Carefully examine the terms of your lease
Look for things that you may find hard to live by:
- Are there restrictions on pets, furniture or any other items?
- Can you have roommates?
- What are the terms of payment?
- Is the late payment penalty severe?
- Does the landlord have the right to enter your apartment without your permission?
- If the landlord's expenses rise (property taxes, maintenance, etc.), can your rent be raised?
Even though the lease document may be a couple of pages long, you should read it carefully.
List all your roommates and have them sign the lease
If all your roommates sign the lease, everyone shares responsibility for the apartment. While some landlords won't accept multiple names on the lease, it only makes sense to ask if you can set this up.
Review these scenarios with your landlord before signing the lease:
- Are you financially responsible for the lease should a roommate be unable to pay?
- Can the roommate be replaced?
- What are the rules for breaking the lease?
- Can you sublet the apartment?
Review how the security deposit works
Landlords protect themselves against damages with the security deposit. However, there may be laws in your state about how large of a security deposit can be demanded. As a renter, you should try to get as low a security deposit as possible, and then get a receipt for it.

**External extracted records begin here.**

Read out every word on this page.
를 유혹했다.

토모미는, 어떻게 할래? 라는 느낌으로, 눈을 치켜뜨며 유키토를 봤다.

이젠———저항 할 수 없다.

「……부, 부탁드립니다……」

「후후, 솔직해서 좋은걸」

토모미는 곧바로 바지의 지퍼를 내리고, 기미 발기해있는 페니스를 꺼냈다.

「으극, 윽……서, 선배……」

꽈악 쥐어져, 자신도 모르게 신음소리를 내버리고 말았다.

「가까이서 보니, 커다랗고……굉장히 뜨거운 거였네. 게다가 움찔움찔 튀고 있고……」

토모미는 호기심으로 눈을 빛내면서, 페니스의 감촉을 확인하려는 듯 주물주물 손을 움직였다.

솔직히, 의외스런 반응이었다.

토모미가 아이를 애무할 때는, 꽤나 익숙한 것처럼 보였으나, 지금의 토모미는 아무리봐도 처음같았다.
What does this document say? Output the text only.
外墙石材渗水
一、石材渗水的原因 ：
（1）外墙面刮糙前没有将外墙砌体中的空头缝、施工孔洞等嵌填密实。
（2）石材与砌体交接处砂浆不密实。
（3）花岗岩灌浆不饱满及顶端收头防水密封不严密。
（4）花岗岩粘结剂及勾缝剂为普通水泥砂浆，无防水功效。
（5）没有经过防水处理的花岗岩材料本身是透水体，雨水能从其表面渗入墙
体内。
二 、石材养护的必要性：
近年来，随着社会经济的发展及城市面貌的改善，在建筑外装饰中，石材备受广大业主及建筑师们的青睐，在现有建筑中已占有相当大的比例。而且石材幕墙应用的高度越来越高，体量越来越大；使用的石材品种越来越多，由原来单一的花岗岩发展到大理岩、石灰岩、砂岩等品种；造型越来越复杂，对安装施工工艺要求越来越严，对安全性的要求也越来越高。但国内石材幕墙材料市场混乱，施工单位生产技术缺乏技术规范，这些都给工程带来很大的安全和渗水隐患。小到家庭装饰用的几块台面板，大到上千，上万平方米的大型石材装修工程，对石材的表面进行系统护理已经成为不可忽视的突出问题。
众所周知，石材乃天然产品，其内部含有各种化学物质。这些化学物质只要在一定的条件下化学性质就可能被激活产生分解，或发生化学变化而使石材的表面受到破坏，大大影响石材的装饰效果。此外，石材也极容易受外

Before you move in, be sure to make a thorough inspection of the apartment to find any existing damaged items. Take pictures of anything that could be considered damaged and provide copies to the landlord so that you're not charged at the end of your lease.
When you move out, the costs of repairing any damages will be deducted from your deposit. If you're leaving the apartment in great shape when moving out, try to get the landlord to inspect it with you before you leave.
Talk to your landlord well before your lease ends
If you plan to renew your lease, be sure to let your landlord know. You may even be able to get a discount if you work with them.
Even if you plan to stay, check out the market. If there are a lot of apartments available, your negotiation stance can be stronger. If you don't plan to renew, check your lease for the time frame in which you must give notice. It's not uncommon for leases to require a 45- or 60-day notice to end or renew your lease.
Be a good renter
Remember, your landlord is who you're going to call if there's a leak in your roof at 3 am or there's no hot water. A good relationship may get the problem resolved more quickly and easily.
Being a landlord is a business just like any other: Renters and customers who are pleasant to work with usually get better service. A good relationship with your landlord will be important if things go wrong.